A dictionary defines nostalgia as: ‘a wistful desire to return in thought or in fact to a former time in one’s life, to one’s home or homeland, or to one’s family and friends; a sentimental yearning for the happiness of a former place or time.’

Nostalgia in psychoanalysis is considered not only as a longing for the past, but a longing for an idealised past – a past that might perhaps, not even exist. We’re all aware of the distorted effect that time can have on real, authentic memory. Nostalgia has a habit of editing out the bad bits, making us able to momentarily dismiss the more negative aspects of past experiences. Facts are forgotten and narratives unwittingly changed.

But nostalgia adds a sense of personal meaning to life and provides us with an understanding of our place in the world at large. This feeling has manifested itself several times in the course of this past year’s sorting – ploughing my way through the mass of objects and other paraphernalia from my past, I’ve become acutely aware of how time has changed the way I feel about so much of the stuff I’ve accumulated.
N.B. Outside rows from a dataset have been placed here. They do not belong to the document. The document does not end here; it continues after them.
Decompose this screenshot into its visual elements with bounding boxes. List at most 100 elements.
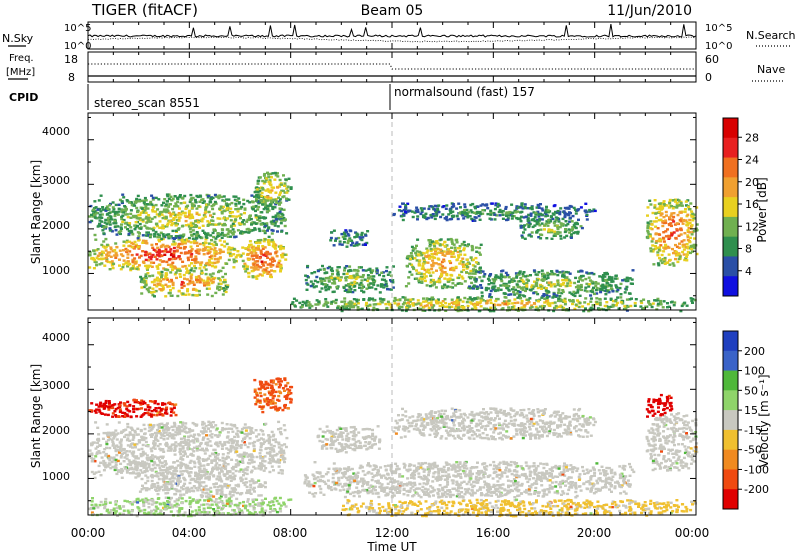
heatmap-cell [693, 237, 696, 240]
heatmap-cell [427, 301, 431, 305]
heatmap-cell [131, 214, 135, 218]
heatmap-cell [516, 285, 520, 289]
heatmap-cell [232, 253, 236, 256]
heatmap-cell [206, 224, 210, 227]
heatmap-cell [190, 258, 194, 261]
heatmap-cell [270, 176, 273, 179]
heatmap-cell [416, 210, 419, 213]
heatmap-cell [491, 285, 495, 288]
heatmap-cell [501, 275, 505, 278]
heatmap-cell [541, 279, 545, 282]
heatmap-cell [576, 232, 580, 235]
heatmap-cell [655, 246, 659, 249]
heatmap-cell [150, 291, 154, 294]
heatmap-cell [452, 255, 456, 258]
heatmap-cell [111, 444, 115, 447]
heatmap-cell [500, 210, 504, 213]
heatmap-cell [171, 229, 175, 233]
heatmap-cell [595, 292, 599, 295]
heatmap-cell [113, 465, 117, 468]
heatmap-cell [426, 268, 430, 272]
heatmap-cell [372, 283, 376, 286]
heatmap-cell [649, 303, 653, 306]
heatmap-cell [552, 292, 556, 296]
heatmap-cell [278, 193, 282, 196]
heatmap-cell [193, 259, 197, 262]
heatmap-cell [270, 446, 274, 449]
heatmap-cell [642, 298, 646, 301]
heatmap-cell [476, 262, 480, 265]
heatmap-cell [510, 278, 514, 281]
heatmap-cell [229, 230, 233, 233]
heatmap-cell [578, 276, 582, 280]
heatmap-cell [224, 290, 228, 294]
heatmap-cell [646, 236, 650, 240]
heatmap-cell [419, 212, 423, 216]
heatmap-cell [216, 468, 219, 471]
heatmap-cell [231, 211, 234, 214]
heatmap-cell [184, 465, 188, 468]
heatmap-cell [511, 288, 514, 291]
heatmap-cell [218, 194, 222, 197]
heatmap-cell [194, 225, 198, 228]
heatmap-cell [540, 218, 544, 221]
heatmap-cell [325, 271, 329, 274]
heatmap-cell [405, 305, 408, 309]
heatmap-cell [367, 286, 371, 289]
heatmap-cell [212, 248, 216, 252]
heatmap-cell [402, 214, 406, 217]
heatmap-cell [441, 305, 445, 308]
heatmap-cell [670, 205, 674, 208]
heatmap-cell [270, 238, 274, 242]
heatmap-cell [244, 247, 248, 250]
heatmap-cell [232, 258, 236, 261]
heatmap-cell [229, 254, 233, 257]
heatmap-cell [230, 201, 234, 205]
heatmap-cell [526, 223, 530, 226]
heatmap-cell [345, 265, 349, 268]
heatmap-cell [369, 275, 373, 278]
heatmap-cell [241, 461, 245, 464]
heatmap-cell [518, 217, 522, 221]
heatmap-cell [204, 210, 208, 214]
heatmap-cell [125, 221, 129, 225]
heatmap-cell [133, 200, 137, 203]
heatmap-cell [117, 451, 121, 454]
heatmap-cell [534, 291, 538, 294]
heatmap-cell [120, 217, 124, 221]
heatmap-cell [549, 285, 553, 288]
heatmap-cell [218, 459, 222, 462]
heatmap-cell [135, 267, 139, 271]
heatmap-cell [671, 262, 675, 265]
heatmap-cell [435, 214, 438, 217]
heatmap-cell [654, 245, 657, 248]
heatmap-cell [502, 300, 506, 303]
heatmap-cell [595, 287, 599, 290]
heatmap-cell [672, 212, 676, 215]
heatmap-cell [141, 220, 145, 223]
heatmap-cell [145, 242, 149, 245]
heatmap-cell [449, 273, 453, 277]
heatmap-cell [342, 307, 346, 310]
heatmap-cell [551, 296, 555, 299]
heatmap-cell [239, 222, 243, 226]
heatmap-cell [497, 210, 501, 214]
heatmap-cell [481, 209, 485, 212]
heatmap-cell [144, 239, 148, 243]
heatmap-cell [408, 300, 412, 303]
heatmap-cell [398, 305, 402, 308]
heatmap-cell [695, 206, 699, 209]
heatmap-cell [412, 266, 415, 270]
heatmap-cell [429, 249, 433, 252]
heatmap-cell [101, 229, 105, 232]
heatmap-cell [462, 268, 466, 272]
heatmap-cell [473, 272, 477, 275]
heatmap-cell [188, 200, 192, 204]
heatmap-cell [114, 256, 118, 259]
heatmap-cell [592, 272, 596, 276]
heatmap-cell [164, 295, 168, 298]
heatmap-cell [266, 198, 270, 201]
heatmap-cell [198, 226, 201, 229]
heatmap-cell [187, 240, 191, 243]
heatmap-cell [438, 244, 442, 247]
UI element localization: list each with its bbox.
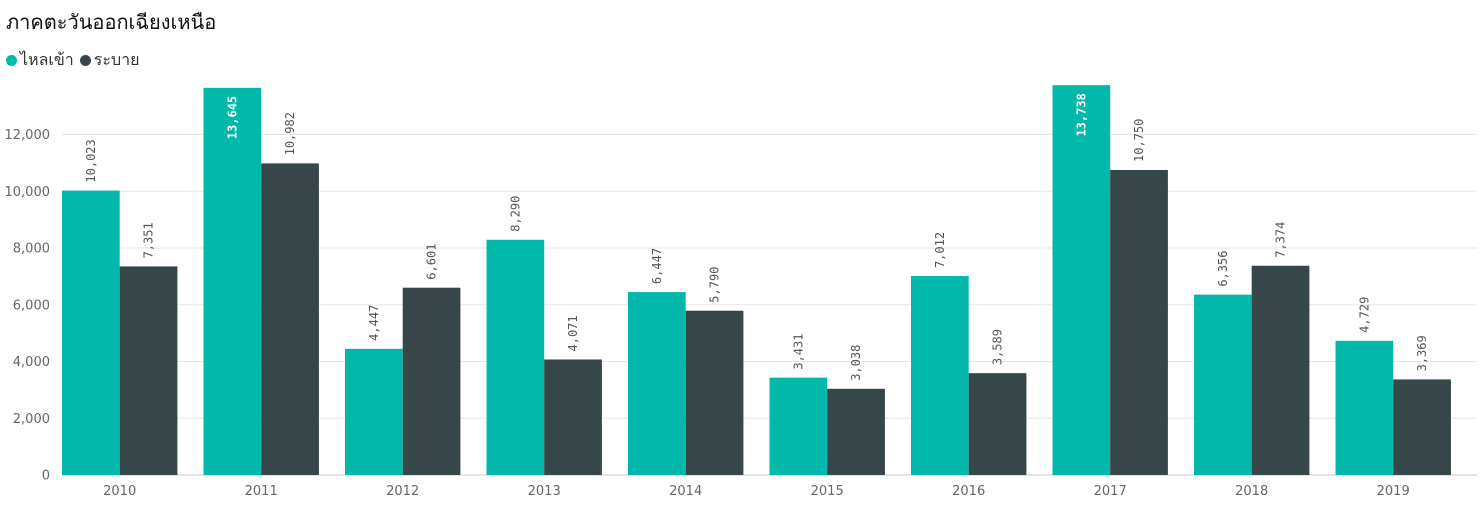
legend-item-inflow[interactable]: ไหลเข้า — [6, 48, 74, 73]
x-tick-label-2016: 2016 — [952, 484, 985, 499]
bar-outflow-2017[interactable] — [1110, 169, 1168, 475]
data-label-outflow-2019: 3,369 — [1415, 335, 1429, 371]
chart-title: ภาคตะวันออกเฉียงเหนือ — [6, 10, 217, 34]
x-tick-label-2010: 2010 — [103, 484, 136, 499]
data-label-inflow-2019: 4,729 — [1357, 297, 1371, 333]
data-label-inflow-2012: 4,447 — [367, 305, 381, 341]
data-label-inflow-2014: 6,447 — [650, 248, 664, 284]
legend-item-outflow[interactable]: ระบาย — [79, 48, 140, 73]
bar-inflow-2011[interactable] — [203, 87, 262, 476]
y-tick-label-6: 12,000 — [5, 128, 51, 143]
y-tick-label-1: 2,000 — [13, 412, 50, 427]
bar-outflow-2010[interactable] — [119, 266, 178, 475]
bar-outflow-2019[interactable] — [1393, 379, 1451, 475]
bar-inflow-2019[interactable] — [1335, 340, 1394, 475]
legend-label-outflow: ระบาย — [93, 50, 140, 69]
bar-inflow-2014[interactable] — [628, 292, 686, 475]
bar-outflow-2011[interactable] — [261, 163, 319, 476]
data-label-outflow-2013: 4,071 — [566, 315, 580, 351]
bar-inflow-2016[interactable] — [911, 276, 969, 475]
x-tick-label-2015: 2015 — [811, 484, 844, 499]
data-label-inflow-2010: 10,023 — [84, 139, 98, 182]
y-tick-label-0: 0 — [42, 469, 50, 484]
legend-marker-inflow — [6, 55, 17, 66]
x-tick-label-2018: 2018 — [1235, 484, 1268, 499]
bar-inflow-2018[interactable] — [1194, 294, 1252, 475]
bar-outflow-2012[interactable] — [402, 287, 461, 475]
data-label-outflow-2015: 3,038 — [849, 345, 863, 381]
legend-marker-outflow — [79, 55, 91, 66]
y-tick-label-2: 4,000 — [13, 355, 50, 370]
data-label-outflow-2014: 5,790 — [708, 267, 722, 303]
data-label-inflow-2018: 6,356 — [1216, 251, 1230, 287]
data-label-inflow-2011: 13,645 — [225, 96, 239, 139]
x-tick-label-2014: 2014 — [669, 484, 702, 499]
bar-inflow-2012[interactable] — [345, 348, 403, 475]
x-tick-label-2012: 2012 — [386, 484, 419, 499]
data-label-outflow-2012: 6,601 — [425, 244, 439, 280]
bar-inflow-2013[interactable] — [486, 239, 545, 475]
data-label-outflow-2017: 10,750 — [1132, 119, 1146, 162]
bar-inflow-2010[interactable] — [62, 190, 120, 475]
bar-inflow-2017[interactable] — [1052, 85, 1111, 475]
bar-outflow-2016[interactable] — [968, 373, 1027, 475]
x-tick-label-2011: 2011 — [245, 484, 278, 499]
data-label-inflow-2015: 3,431 — [791, 334, 805, 370]
x-tick-label-2017: 2017 — [1094, 484, 1127, 499]
legend: ไหลเข้า ระบาย — [6, 48, 146, 73]
bar-inflow-2015[interactable] — [769, 377, 828, 475]
data-label-outflow-2018: 7,374 — [1274, 222, 1288, 258]
data-label-outflow-2011: 10,982 — [283, 112, 297, 155]
bar-outflow-2013[interactable] — [544, 359, 602, 475]
bar-outflow-2015[interactable] — [827, 388, 885, 475]
data-label-outflow-2016: 3,589 — [991, 329, 1005, 365]
y-tick-label-3: 6,000 — [13, 298, 50, 313]
x-tick-label-2013: 2013 — [528, 484, 561, 499]
data-label-inflow-2016: 7,012 — [933, 232, 947, 268]
y-tick-label-4: 8,000 — [13, 242, 50, 257]
y-tick-label-5: 10,000 — [5, 185, 51, 200]
legend-label-inflow: ไหลเข้า — [20, 50, 74, 69]
data-label-inflow-2013: 8,290 — [508, 196, 522, 232]
bar-outflow-2014[interactable] — [685, 310, 744, 475]
data-label-outflow-2010: 7,351 — [142, 222, 156, 258]
x-tick-label-2019: 2019 — [1377, 484, 1410, 499]
data-label-inflow-2017: 13,738 — [1074, 93, 1088, 136]
bar-outflow-2018[interactable] — [1251, 265, 1310, 475]
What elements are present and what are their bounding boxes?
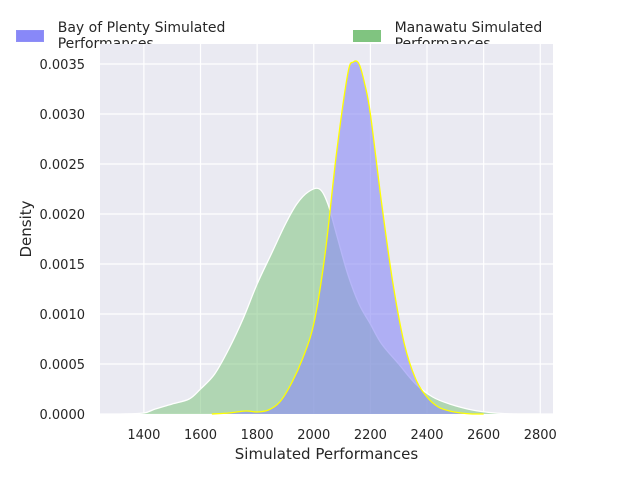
x-tick-label: 2600 — [467, 428, 500, 443]
x-tick-label: 1600 — [184, 428, 217, 443]
y-tick-label: 0.0015 — [40, 258, 86, 273]
x-axis-label: Simulated Performances — [235, 445, 419, 463]
y-tick-label: 0.0005 — [40, 358, 86, 373]
y-tick-label: 0.0000 — [40, 408, 86, 423]
series-line-bay-of-plenty — [211, 60, 484, 415]
y-axis-label: Density — [17, 200, 35, 257]
x-tick-label: 1800 — [241, 428, 274, 443]
x-tick-label: 2200 — [354, 428, 387, 443]
legend-swatch-manawatu — [352, 30, 381, 42]
x-tick-label: 2000 — [297, 428, 330, 443]
y-tick-label: 0.0025 — [40, 158, 86, 173]
y-tick-label: 0.0030 — [40, 108, 86, 123]
y-tick-label: 0.0010 — [40, 308, 86, 323]
series-areas — [121, 60, 541, 415]
legend-swatch-bay-of-plenty — [16, 30, 44, 42]
y-tick-label: 0.0020 — [40, 208, 86, 223]
x-tick-label: 1400 — [127, 428, 160, 443]
x-tick-label: 2800 — [524, 428, 557, 443]
tick-labels: 1400 1600 1800 2000 2200 2400 2600 2800 0.0000 0.… — [40, 58, 557, 443]
series-area-bay-of-plenty — [211, 60, 484, 414]
x-tick-label: 2400 — [410, 428, 443, 443]
y-tick-label: 0.0035 — [40, 58, 86, 73]
series-line-manawatu — [121, 187, 541, 415]
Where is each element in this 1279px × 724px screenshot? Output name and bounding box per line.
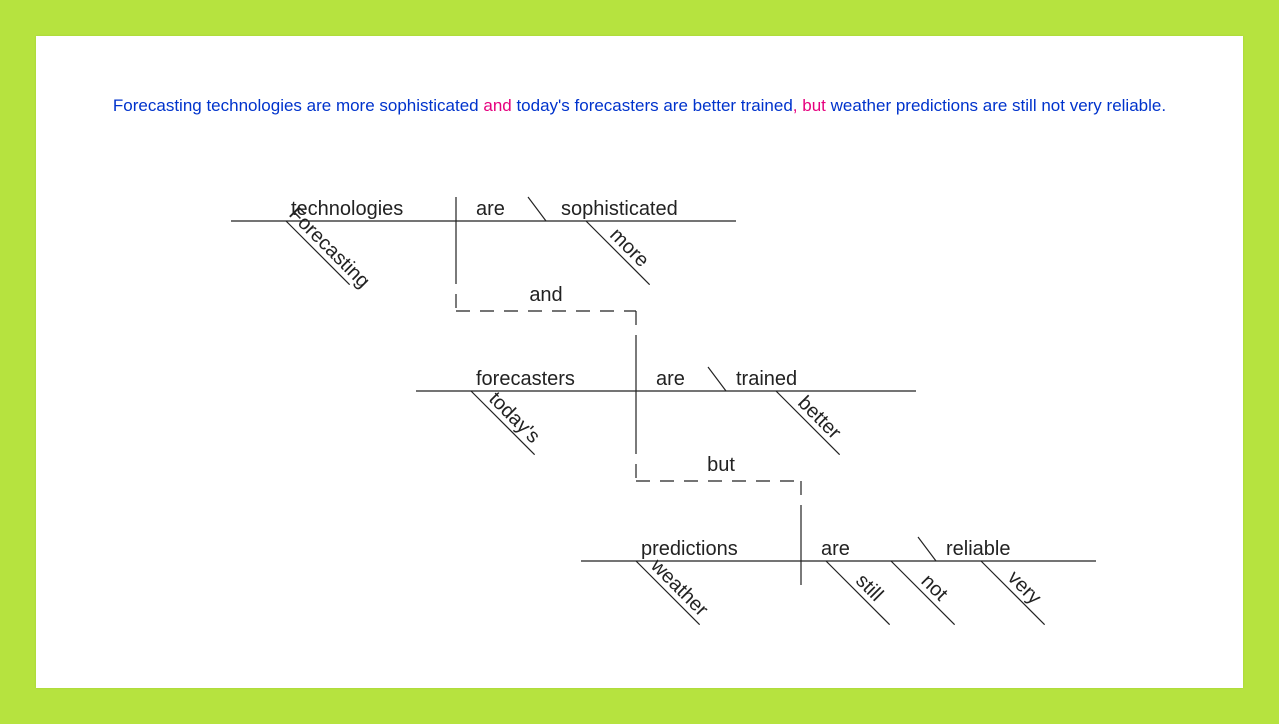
sentence-diagram: technologiesaresophisticatedForecastingm… bbox=[36, 36, 1243, 688]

Time has also, of course, changed me. I’m not the same person I was 30 or 40 years ago, the point at which my collections first started to develop. I wrote in my last post about the strong urge I felt to revisit nostalgic childhood places this summer just gone. I wondered how much the sorting had impacted on my desire to go back to places that held happy childhood memories for me. As it turned out, these trips simply mirrored what had been happening in the studio – looking at what was there, examining it for what it was (truly was) and deciding whether it was going to continue to be a part of my current life, or not.

Through scrutinising the individual objects, I’ve been able to make decisions about what stays and what goes; through scrutinising my past and recognising that I’ve been feeling rather stuck in it, I’ve also felt able to make decisions about leaving my past behind and looking to becoming more engaged and connected with the present.

The loss of loved ones, ageing, the fragility of life and so on are themes that will continue to drive me to keep making my work. These themes and their associated emotions are all wrapped up in the various objects I’ve been holding onto all these years. But there has been a definite psychological shift in me which has made the whole letting go process infinitely easier.